An external gallery from The Chess Drum, included because good chess photography deserves fair treatment even beyond OlimpBase. Guest appearance by Daaim Shabazz.

A short away game. You are expected back for the next round.

Chess Olympiads 2004-2012 :: Team Rosters

A practical archive of roster photographs assembled by several photographers. Less a promenade, more a reference shelf — but a reference shelf with faces, which is an obvious improvement over one without.

Very handy for identification, comparison and the occasional “where have I seen that player before?”

Chess Faces
by Giorgio Gozzi

A portrait-oriented companion piece focusing on individual faces rather than whole delegations. Mostly Italian players, mostly 2004-2006, and exactly the kind of gallery that helps names turn back into people.

Chess Olympiads documentary: Calvia 2004
by Giorgio Gozzi

A monumental documentary by Giorgio Gozzi, built for readers who want much more than a selection of pictures. This is not a glance; it is a fully developed memory palace of the event.

Detailed, generous and proudly unconcerned with brevity.

Photos from 2005 European Team Ch. in Gothenburg
by Calle Erlandsson

Calle Erlandsson's Gothenburg set brings a clean photographic eye to the European Team Championship: good portraits, familiar faces and the reassuring evidence that grandmasters do in fact occupy physical space.

Compact, elegant and easy to browse.

Photos from 2006 Chess Olympiad in Turin
by Calle Erlandsson

A compact Turin album, focused on the event itself rather than on building a vast documentary monument.

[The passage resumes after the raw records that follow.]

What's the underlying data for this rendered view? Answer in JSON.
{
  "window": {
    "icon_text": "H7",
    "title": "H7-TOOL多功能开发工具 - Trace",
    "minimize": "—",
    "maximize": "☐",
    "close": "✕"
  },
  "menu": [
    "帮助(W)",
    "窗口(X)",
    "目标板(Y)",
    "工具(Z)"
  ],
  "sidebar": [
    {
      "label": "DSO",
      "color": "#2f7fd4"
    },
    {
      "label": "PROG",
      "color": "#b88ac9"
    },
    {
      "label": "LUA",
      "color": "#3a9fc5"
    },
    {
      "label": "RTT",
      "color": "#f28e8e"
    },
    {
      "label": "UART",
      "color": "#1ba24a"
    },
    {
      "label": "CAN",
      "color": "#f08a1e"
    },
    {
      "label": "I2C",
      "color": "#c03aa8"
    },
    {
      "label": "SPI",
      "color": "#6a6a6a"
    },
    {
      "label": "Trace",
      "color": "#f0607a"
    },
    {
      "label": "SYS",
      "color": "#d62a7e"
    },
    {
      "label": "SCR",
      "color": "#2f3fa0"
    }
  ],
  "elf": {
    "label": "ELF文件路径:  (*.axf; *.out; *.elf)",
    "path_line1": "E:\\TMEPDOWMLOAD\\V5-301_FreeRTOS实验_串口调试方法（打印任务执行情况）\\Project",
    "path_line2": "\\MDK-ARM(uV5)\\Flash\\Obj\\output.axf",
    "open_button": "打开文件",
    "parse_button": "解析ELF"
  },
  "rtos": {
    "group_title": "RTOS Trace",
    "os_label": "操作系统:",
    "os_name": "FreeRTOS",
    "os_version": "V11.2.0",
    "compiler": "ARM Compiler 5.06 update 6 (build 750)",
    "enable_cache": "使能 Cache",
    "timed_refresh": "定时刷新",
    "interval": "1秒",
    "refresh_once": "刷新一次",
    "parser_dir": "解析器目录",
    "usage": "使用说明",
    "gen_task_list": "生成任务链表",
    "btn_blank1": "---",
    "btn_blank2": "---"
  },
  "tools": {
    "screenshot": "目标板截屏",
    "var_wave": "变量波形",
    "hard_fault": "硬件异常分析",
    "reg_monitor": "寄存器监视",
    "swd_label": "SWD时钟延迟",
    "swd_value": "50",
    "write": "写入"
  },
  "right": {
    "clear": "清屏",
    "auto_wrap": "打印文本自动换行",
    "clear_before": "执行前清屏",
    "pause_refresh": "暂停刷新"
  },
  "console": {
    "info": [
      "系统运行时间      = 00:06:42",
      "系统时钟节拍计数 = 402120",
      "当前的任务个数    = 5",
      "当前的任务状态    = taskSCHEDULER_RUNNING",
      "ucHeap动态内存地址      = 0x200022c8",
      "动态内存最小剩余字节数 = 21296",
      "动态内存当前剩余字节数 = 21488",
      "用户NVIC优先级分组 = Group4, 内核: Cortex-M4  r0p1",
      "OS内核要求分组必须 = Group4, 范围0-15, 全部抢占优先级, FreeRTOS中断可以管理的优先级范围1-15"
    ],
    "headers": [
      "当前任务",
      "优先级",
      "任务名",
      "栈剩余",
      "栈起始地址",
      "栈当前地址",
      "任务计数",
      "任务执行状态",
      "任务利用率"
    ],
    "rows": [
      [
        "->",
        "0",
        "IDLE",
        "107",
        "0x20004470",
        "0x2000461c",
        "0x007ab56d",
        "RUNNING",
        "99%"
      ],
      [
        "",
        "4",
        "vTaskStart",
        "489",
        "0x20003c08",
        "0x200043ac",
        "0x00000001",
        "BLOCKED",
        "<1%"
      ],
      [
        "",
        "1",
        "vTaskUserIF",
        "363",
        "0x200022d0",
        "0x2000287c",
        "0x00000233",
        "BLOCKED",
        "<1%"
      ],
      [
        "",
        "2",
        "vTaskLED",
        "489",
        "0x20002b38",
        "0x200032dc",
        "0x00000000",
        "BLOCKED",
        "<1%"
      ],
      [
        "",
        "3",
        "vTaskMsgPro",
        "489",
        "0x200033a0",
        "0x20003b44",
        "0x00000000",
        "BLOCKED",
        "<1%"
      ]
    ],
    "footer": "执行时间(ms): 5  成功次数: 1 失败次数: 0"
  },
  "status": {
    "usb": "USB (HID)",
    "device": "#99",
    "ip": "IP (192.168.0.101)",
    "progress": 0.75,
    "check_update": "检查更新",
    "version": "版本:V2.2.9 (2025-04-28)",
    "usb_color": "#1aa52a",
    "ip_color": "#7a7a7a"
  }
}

The Oval, the playing hall and several leading players all appear here in a clear, direct and pleasantly unceremonious selection.

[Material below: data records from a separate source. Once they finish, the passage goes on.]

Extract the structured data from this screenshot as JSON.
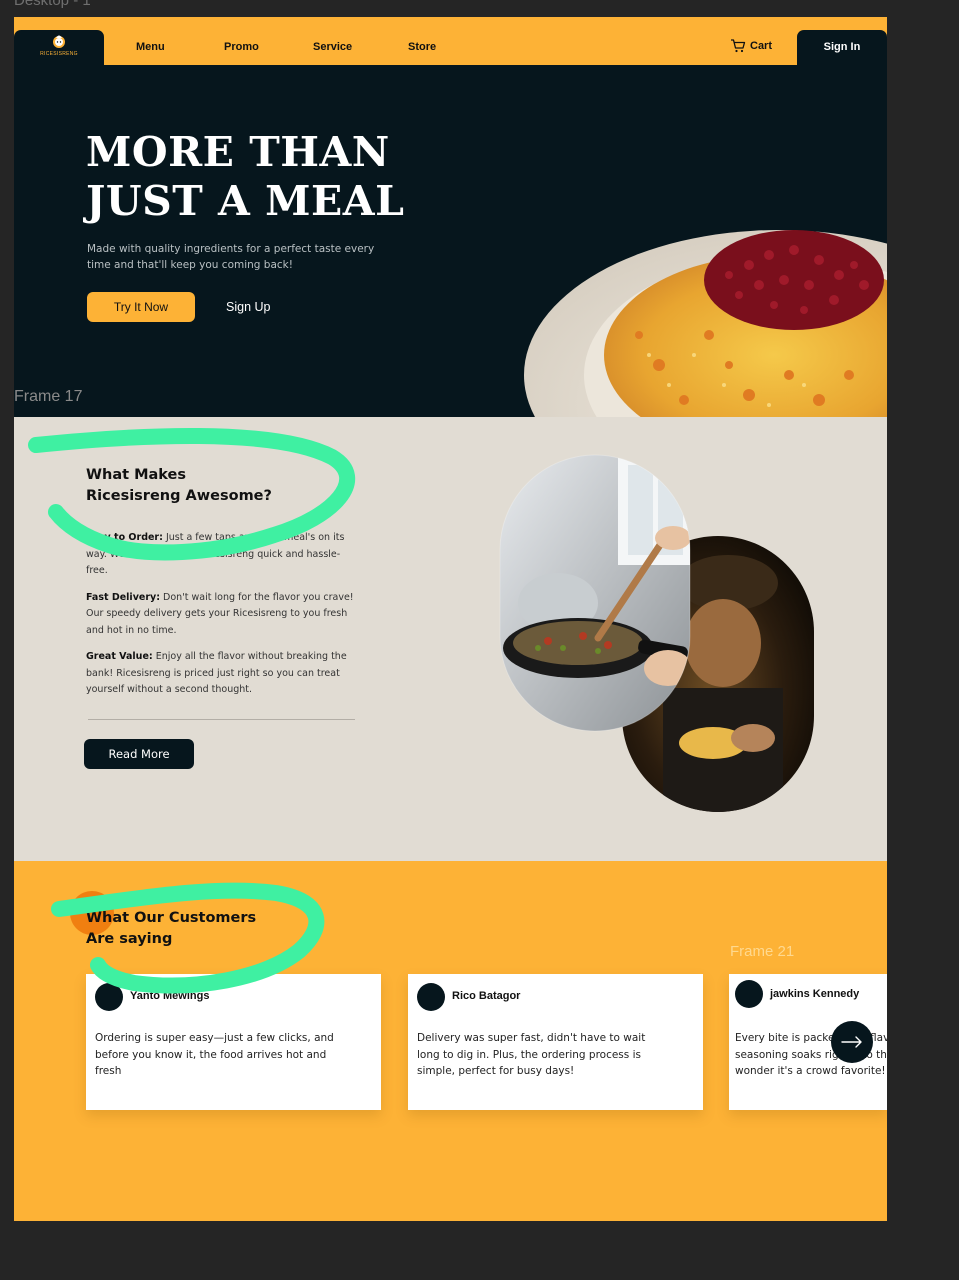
{
  "frames": {
    "top_label": "Desktop - 1",
    "hero_label": "Frame 17",
    "testimonials_label": "Frame 21"
  },
  "brand": {
    "name": "RICESISRENG",
    "accent": "#fdb236",
    "dark": "#06161d"
  },
  "nav": {
    "links": [
      "Menu",
      "Promo",
      "Service",
      "Store"
    ],
    "cart_label": "Cart",
    "signin_label": "Sign In"
  },
  "hero": {
    "title_line1": "MORE THAN",
    "title_line2": "JUST A MEAL",
    "subtitle": "Made with quality ingredients for a perfect taste every time and that'll keep you coming back!",
    "primary_button": "Try It Now",
    "secondary_button": "Sign Up"
  },
  "features": {
    "title_line1": "What Makes",
    "title_line2": "Ricesisreng Awesome?",
    "items": [
      {
        "label": "Easy to Order:",
        "text": " Just a few taps and your meal's on its way. We make ordering Ricesisreng quick and hassle-free."
      },
      {
        "label": "Fast Delivery:",
        "text": " Don't wait long for the flavor you crave! Our speedy delivery gets your Ricesisreng to you fresh and hot in no time."
      },
      {
        "label": "Great Value:",
        "text": " Enjoy all the flavor without breaking the bank! Ricesisreng is priced just right so you can treat yourself without a second thought."
      }
    ],
    "read_more": "Read More"
  },
  "testimonials": {
    "title_line1": "What Our Customers",
    "title_line2": "Are saying",
    "cards": [
      {
        "name": "Yanto Mewings",
        "text": "Ordering is super easy—just a few clicks, and before you know it, the food arrives hot and fresh"
      },
      {
        "name": "Rico Batagor",
        "text": "Delivery was super fast, didn't have to wait long to dig in. Plus, the ordering process is simple, perfect for busy days!"
      },
      {
        "name": "jawkins Kennedy",
        "text": "Every bite is packed with flavor, the seasoning soaks right into the rice, no wonder it's a crowd favorite!"
      }
    ]
  }
}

A good companion to the larger Turin 2006 documentary page: shorter, lighter and better suited to a quick photographic tour.

Chess Olympiads documentary: Turin 2006
by Giorgio Gozzi

Another Giorgio Gozzi production, devoted to Turin. Expect breadth, patience and the pleasant sense that the Olympiad is being reconstructed in front of you one carefully chosen image at a time.

The sort of page that quietly occupies the rest of the afternoon.

Chess Olympiads documentary: Dresden 2008
by Giorgio Gozzi

The Dresden chapter continues the same documentary line: broad in scope, generous in detail and excellent for anyone who prefers context to captions and a real archive to a hurried slideshow.

A proper documentary rather than a passing gallery.

Chess Olympiads documentary: Khanty Mansiysk 2010
by Giorgio Gozzi

Khanty-Mansiysk receives the same monumental treatment. It rewards patient readers, careful browsers and anybody who has ever said “just one more photo” and then immediately stopped counting.

Chess Olympiads documentary: Istanbul 2012
by Giorgio Gozzi

A monumental work by Giorgio Gozzi for Istanbul 2012, where the documentary format feels entirely at home: a large modern Olympiad full of colour, encounters, details and stories worth preserving.

Chess Olympiads documentary: Tromsø 2014
by Giorgio Gozzi

Tromsø 2014 receives the same expansive documentary treatment: a large Olympiad, a northern setting and a tournament rich in atmosphere, encounters and visual detail. Giorgio Gozzi once again builds not a mere gallery but a full photographic narrative of the event.